The criminalisation of drug use and possession for personal use is also a driver of other harmful policies that can impact the health of racial and ethnic minorities, for instance by restricting access to housing. In the UK, social housing will often contain policies that restrict illegal activities leading to eviction of people use drug in their homes. The Anti-social Behaviour, Crime and Policing Act 201431 allows for the closure of premises, including residential housing, where there is “nuisance behaviour”. These orders can last from three to six months and require the tenant to leave the property and find somewhere else to live, returning to the property is a criminal offence, during this period their landlord will often seek possession orders with the aim of evicting the resident. “Nuisance behaviour” includes drug use and these powers originated from 2001 legislation (now repealed) which allowed for closure orders only in respect of Class A drug use, often referred to as the “crack house closure order”. The 2014 Act also allows for the mandatory eviction of “any tenant, or a person residing in or visiting the dwelling-house, has been convicted of a serious offence”, a serious offence includes drug supply. In the US, public housing authorities are also allowed to terminate leases in cases of ‘drug-related criminal activity’, which includes drug use and possession for personal use.

Punitive drug laws and policies are also major drivers of non-consensual medical treatment, in violation of the right to health. Within the criminal legal system, non-consensual drug treatment can take place in the form of compulsory drug detention, mandatory treatment by judicial order, or drug courts and other forms of coerced treatment in which people who use drugs are forced to “choose” between incarceration and treatment. These systems of coercion often compel people to undergo drug treatment that is not necessary, is not based on scientific evidence, and is not tailored to their specific needs. In 2021, the UN Working Group on Arbitrary Detention found that mandatory or coerced drug treatment is contrary to human rights standards, stating that “drug treatment should always be voluntary, based on informed consent, and left exclusively to health professionals. There should be no court supervision or monitoring of the process, which should rest exclusively with trained medical professionals.”

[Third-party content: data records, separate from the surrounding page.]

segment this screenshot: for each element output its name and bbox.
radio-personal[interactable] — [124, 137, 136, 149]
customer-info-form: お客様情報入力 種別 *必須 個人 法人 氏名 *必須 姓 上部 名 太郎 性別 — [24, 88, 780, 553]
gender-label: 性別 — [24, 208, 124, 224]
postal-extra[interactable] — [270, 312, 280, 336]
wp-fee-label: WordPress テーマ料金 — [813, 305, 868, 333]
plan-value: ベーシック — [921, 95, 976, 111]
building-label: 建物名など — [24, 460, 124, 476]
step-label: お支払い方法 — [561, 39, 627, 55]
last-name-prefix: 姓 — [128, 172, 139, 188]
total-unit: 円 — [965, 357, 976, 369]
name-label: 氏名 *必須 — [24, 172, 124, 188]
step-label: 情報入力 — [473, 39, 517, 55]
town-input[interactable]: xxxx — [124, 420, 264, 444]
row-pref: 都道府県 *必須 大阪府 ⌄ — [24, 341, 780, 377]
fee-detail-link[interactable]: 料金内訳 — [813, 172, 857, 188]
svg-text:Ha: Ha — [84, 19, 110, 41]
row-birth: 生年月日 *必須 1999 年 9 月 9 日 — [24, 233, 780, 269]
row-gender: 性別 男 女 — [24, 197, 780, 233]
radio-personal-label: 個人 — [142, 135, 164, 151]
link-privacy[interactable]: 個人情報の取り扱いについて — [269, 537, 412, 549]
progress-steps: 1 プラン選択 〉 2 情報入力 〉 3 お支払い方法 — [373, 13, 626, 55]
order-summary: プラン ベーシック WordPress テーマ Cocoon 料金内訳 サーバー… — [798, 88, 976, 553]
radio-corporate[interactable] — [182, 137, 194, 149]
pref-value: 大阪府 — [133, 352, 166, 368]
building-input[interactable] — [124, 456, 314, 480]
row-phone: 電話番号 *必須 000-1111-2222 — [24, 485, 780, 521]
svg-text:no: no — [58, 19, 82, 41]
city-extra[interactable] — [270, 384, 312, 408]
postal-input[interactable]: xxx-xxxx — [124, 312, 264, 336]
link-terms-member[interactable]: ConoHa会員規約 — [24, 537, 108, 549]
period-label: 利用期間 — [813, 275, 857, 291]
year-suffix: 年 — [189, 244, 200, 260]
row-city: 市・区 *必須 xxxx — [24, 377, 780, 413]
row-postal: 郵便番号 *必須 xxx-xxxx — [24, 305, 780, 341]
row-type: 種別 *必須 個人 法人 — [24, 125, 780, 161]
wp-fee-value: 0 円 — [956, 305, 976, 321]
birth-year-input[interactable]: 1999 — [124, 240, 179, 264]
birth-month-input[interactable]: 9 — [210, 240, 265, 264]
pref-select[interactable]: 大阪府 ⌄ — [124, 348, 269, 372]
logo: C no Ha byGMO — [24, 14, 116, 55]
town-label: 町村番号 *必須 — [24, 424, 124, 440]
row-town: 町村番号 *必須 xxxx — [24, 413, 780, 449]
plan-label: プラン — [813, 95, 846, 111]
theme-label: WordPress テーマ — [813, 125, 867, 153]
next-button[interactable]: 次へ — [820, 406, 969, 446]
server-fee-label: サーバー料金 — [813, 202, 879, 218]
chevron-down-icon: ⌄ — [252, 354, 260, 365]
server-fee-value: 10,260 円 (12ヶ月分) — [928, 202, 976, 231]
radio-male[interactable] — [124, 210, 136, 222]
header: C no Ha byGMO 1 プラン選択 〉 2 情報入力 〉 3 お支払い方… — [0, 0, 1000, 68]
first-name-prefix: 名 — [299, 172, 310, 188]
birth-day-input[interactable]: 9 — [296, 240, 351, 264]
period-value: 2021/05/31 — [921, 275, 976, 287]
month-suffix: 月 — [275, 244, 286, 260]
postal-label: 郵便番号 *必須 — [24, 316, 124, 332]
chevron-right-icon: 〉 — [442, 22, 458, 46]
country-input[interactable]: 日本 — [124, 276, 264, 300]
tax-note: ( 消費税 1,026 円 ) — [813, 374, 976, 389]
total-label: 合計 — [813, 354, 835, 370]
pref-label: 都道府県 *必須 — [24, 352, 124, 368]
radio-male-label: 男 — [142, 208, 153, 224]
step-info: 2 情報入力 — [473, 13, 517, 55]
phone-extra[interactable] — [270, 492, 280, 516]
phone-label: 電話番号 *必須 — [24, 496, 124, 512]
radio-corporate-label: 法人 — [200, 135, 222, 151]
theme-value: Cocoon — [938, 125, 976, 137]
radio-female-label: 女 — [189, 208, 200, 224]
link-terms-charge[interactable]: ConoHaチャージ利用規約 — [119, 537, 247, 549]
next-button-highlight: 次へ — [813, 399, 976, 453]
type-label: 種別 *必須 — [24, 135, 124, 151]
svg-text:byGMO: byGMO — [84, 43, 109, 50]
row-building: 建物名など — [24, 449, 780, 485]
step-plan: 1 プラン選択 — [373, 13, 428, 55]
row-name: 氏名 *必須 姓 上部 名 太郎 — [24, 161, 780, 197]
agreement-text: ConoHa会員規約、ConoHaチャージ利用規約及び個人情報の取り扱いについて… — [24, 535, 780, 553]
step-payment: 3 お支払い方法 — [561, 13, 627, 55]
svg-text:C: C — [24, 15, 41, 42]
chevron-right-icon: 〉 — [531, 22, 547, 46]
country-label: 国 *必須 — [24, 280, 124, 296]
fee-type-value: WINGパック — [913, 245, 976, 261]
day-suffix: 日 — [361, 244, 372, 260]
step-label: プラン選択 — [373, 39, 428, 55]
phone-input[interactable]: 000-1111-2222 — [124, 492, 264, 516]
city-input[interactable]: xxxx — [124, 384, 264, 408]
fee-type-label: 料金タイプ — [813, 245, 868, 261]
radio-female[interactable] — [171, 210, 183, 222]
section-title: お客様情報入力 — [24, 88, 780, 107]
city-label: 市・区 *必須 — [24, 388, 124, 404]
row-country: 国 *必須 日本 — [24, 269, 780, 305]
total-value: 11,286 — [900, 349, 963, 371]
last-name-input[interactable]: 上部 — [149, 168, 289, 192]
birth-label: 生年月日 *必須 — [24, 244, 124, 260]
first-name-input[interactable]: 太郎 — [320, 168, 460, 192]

The inherently racist and discriminatory nature of drug control can only be addressed through a radical shift in policy and approach; rather than minor, technical tweaks. Therefore, an inevitable step towards ‘reimagining policing and the criminal justice system’ must be full decriminalisation, ideally followed by legal regulation.

Notably, the 2023 OHCHR report on ‘human rights challenges in addressing and countering all aspects of the world drug problem’ concludes that “shifting away from punitive models is critical to addressing all human rights challenges that arise from or are facilitated by the implementation of punitive drug control policies”; and recommends that states “adopt alternatives to criminalization, ‘zero tolerance’ and elimination of drugs, by considering decriminalization of usage; and take control of illegal drug markets through responsible regulation.”

This issue and specific recommendations to promote better alignment between drug control and the High Commissioner’s transformative agenda for racial justice have been analysed in depth in our 2023 submission, to which we refer back. We also wish to integrate recommendations on divestment and redirection of funding for punitive drug control contained in this source with specific recommendations on funding for drug control. In particular, countries as well as UN agencies should be recommended to review their ODA and programming in third countries in line with their human rights obligations and human rights due diligence standards; to stop funding narcotics control which risks contributing to human rights violations; to be more transparent about their spending on drug-related activities; and to invest in evidence-based and health- and human rights-centred harm reduction initiatives that is context-sensitive and appropriate.